Ännchen von Tharau, mein Reichthum, mein Gut,
Du meine Seele, mein Fleisch und mein Blut!

Käm' alles Wetter gleich auf uns zu schlahn,
Wir sind gesinnet bei einander zu stahn.

Krankheit, Verfolgung, Betrübniß und Pein
Soll unsrer Liebe Verknotigung seyn.

Recht als ein Palmenbaum über sich steigt,
Je mehr ihn Hagel und Regen anficht;

So wird die Lieb' in uns mächtig und groß
Durch Kreuz, durch Leiden, durch allerlei Noth.

Würdest du gleich einmal von mir getrennt,
Lebtest, da wo man die Sonne kaum kennt;

Ich will dir folgen durch Wälder, durch Meer,
Durch Eis, durch Eisen, durch feindliches Heer.

Ännchen von Tharau, mein Licht, meine Sonn,
Mein Leben schließ' ich um deines herum.

Was ich gebiete, wird von dir gethan,
Was ich verbiete, das läst du mir stahn.

Was hat die Liebe doch für ein Bestand,
Wo nicht Ein Herz ist, Ein Mund, Eine Hand?

Wo man sich peiniget, zanket und schlägt,
Und gleich den Hunden und Kazen beträgt?

Ännchen von Tharau, das woll'n wir nicht thun;
Du bist mein Täubchen, mein Schäfchen, mein Huhn.

Was ich begehre, ist lieb dir und gut;
Ich laß den Rock dir, du läßt mir den Hut!

Dies ist uns Ännchen die süsseste Ruh,
Ein Leib und Seele wird aus Ich und Du.

Dies macht das Leben zum himmlischen Reich,
Durch Zanken wird es der Hölle gleich.

Annie of Tharaw, my true love of old,
She is my life, and my goods, and my gold. [i.e., my life and all I possess]

Annie of Tharaw her heart once again
To me has surrendered in joy and in pain.
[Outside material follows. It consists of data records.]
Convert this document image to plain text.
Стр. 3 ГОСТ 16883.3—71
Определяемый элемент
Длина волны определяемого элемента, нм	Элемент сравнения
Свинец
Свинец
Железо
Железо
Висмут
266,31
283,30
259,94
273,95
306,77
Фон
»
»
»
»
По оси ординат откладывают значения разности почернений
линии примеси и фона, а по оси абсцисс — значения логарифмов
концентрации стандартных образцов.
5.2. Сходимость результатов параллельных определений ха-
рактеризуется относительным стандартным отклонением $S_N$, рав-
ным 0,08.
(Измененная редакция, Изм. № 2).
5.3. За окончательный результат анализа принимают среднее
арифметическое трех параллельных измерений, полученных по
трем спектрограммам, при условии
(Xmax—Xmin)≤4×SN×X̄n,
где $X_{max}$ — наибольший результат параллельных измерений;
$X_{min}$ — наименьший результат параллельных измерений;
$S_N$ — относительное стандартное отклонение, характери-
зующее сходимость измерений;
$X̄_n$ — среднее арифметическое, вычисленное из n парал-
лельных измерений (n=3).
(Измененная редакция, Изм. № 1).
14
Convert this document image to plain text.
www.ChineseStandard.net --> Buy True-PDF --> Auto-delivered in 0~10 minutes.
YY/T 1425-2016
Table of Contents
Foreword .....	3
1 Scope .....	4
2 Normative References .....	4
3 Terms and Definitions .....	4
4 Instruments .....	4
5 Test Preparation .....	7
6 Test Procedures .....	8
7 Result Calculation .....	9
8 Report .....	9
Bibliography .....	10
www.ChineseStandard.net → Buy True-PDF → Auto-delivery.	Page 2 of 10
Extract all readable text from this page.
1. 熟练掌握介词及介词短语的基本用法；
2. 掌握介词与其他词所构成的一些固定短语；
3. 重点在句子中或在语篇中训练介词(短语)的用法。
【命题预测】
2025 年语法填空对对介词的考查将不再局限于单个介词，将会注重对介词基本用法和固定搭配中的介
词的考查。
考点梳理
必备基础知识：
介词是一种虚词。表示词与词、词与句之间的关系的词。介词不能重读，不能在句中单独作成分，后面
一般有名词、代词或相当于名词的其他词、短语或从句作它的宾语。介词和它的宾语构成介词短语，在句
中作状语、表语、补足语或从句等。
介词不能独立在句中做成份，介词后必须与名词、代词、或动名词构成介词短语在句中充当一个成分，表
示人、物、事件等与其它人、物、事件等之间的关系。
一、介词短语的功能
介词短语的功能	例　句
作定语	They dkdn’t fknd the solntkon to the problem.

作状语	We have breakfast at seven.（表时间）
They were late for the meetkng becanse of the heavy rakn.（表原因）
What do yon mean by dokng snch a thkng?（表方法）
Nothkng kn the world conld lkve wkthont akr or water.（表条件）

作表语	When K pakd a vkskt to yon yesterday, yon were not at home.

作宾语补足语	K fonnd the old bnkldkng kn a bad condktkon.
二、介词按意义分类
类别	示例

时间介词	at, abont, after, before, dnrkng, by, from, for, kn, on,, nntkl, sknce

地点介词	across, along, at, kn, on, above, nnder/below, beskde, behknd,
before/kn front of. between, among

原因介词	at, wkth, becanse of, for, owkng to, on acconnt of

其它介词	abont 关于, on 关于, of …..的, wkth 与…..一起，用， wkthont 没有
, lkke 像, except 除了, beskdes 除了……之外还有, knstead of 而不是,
Annie of Tharaw, my riches, my good,
Thou, O my soul, my flesh, and my blood!

Then come the wild weather, come sleet or come snow,
We will stand by each other, however it blow.

Oppression, and sickness, and sorrow, and pain
Shall be to our true love as links to the chain.

As the palm-tree standeth so straight and so tall,
The more the hail beats, and the more the rains fall,—

So love in our hearts shall grow mighty and strong,
Through crosses, through sorrows, through manifold wrong.

Shouldst thou be torn from me to wander alone
In a desolate land where the sun is scarce known,—

Through forests I'll follow, and where the sea flows,
Through ice, and through iron, through armies of foes

Annie of Tharaw, my light and my sun,
The threads of our two lives are woven in one

Whate'er I have bidden thee thou hast obeyed,
Whatever forbidden thou hast not gainsaid

How in the turmoil of life can love stand,
Where there is not one heart, and one mouth, and one hand?

Some seek for dissension, and trouble, and strife;
Like a dog and a cat live such man and wife

Annie of Tharaw, such is not our love;
Thou art my lambkin, my chick, and my dove

Whate'er my desire is, in thine may be seen;
I am king of the household, and thou art its queen.

It is this, O my Annie, my heart's sweetest rest,
That makes of us twain but one soul in one breast.

This turns to a heaven the hut where we dwell;
While wrangling soon changes a home to a hell.